Ob er die Weißwürste zuzzelt, wie es angeblich die richtige Art und Weise ist? Braun sieht das gelassen. „Jeder isst sie anders.“Er selbst macht die Haut weg und schneidet die Wurst auf. In einem ist er sich jedenfalls mit vielen Bayern einig: „Eine Weißwurst und ein Weizen dazu, ist doch was guats.“
Dass die Weißwurst aber der Renner unter den Wurstsorten sei, mag keiner unserer Gesprächspartner behaupten. In Unterthürheim liegen die Wiener gleichauf und die Spezialität der Region, die Schüblinge. Der Leberkäs’ ist genauso gefragt in Lauingen, meint Nadja Griener, und noch vieles mehr.
Ähnlich wie Weißwürste sind Gschwollne. Nachdem die aber keine Haut haben, kommt zumindest keiner auf die Idee zu fragen, wie man die loswird.

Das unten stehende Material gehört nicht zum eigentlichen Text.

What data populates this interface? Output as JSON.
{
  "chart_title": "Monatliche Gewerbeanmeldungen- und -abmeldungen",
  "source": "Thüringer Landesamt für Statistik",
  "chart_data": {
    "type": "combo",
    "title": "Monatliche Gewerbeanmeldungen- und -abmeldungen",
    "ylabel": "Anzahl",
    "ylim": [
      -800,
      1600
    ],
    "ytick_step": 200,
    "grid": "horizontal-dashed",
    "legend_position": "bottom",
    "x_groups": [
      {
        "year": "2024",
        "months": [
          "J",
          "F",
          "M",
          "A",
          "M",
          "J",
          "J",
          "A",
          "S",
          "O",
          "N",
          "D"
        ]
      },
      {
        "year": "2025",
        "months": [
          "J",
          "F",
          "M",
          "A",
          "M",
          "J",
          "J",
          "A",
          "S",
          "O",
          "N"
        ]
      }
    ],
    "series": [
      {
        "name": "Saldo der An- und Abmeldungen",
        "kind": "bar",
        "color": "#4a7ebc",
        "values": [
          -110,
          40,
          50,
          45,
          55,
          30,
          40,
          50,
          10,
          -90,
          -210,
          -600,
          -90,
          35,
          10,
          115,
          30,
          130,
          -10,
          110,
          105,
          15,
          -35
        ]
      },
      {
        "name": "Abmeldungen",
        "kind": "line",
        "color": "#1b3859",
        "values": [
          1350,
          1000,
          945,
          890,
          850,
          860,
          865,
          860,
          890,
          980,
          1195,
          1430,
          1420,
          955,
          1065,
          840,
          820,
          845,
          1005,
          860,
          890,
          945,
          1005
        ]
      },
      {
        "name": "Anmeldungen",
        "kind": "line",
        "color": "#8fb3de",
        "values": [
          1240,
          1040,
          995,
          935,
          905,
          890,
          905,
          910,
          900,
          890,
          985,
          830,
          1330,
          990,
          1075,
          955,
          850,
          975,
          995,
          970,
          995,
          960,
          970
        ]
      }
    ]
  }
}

Von der Grundidee, also vom Brät her, sind beide ziemlich ähnlich, bestätigt der Dillinger Metzgermeister Bernhard Starrock. „Mit der frischen Petersilie kommt die Weißwurst vom Geschmack her aber frischer raus“, ist seine Meinung. Ihm schmeckt beides gleich gut. Er glaubt allerdings, dass sich viele, die ein schnelles Essen wollen, vom Aufwand her für die Weißwürste entscheiden. „Die müssen nur schnell warm gemacht werden. Süßer Senf dazu und die Breze, fertig ist das Essen. Zu den Gschwollnen gehören für ihn eine gute Soße und der hausgemachte Kartoffelsalat. In seinem Partyservice spielen die Würste keine Rolle, stellt Starrock sofort klar. Auch er kennt die Tradition des Weißwurstessens nach den Faschingsbällen. Dass er die nachts noch ausliefert, davon will er verständlicherweise nichts wissen. Zu ihren Feiern ordern die Leute lieber Braten oder kalte Platten. Etwas Besonderes halt, das sie nicht selbst schnell – etwa wie Weißwürste aus dem Kessel – auf den Tisch bringen können.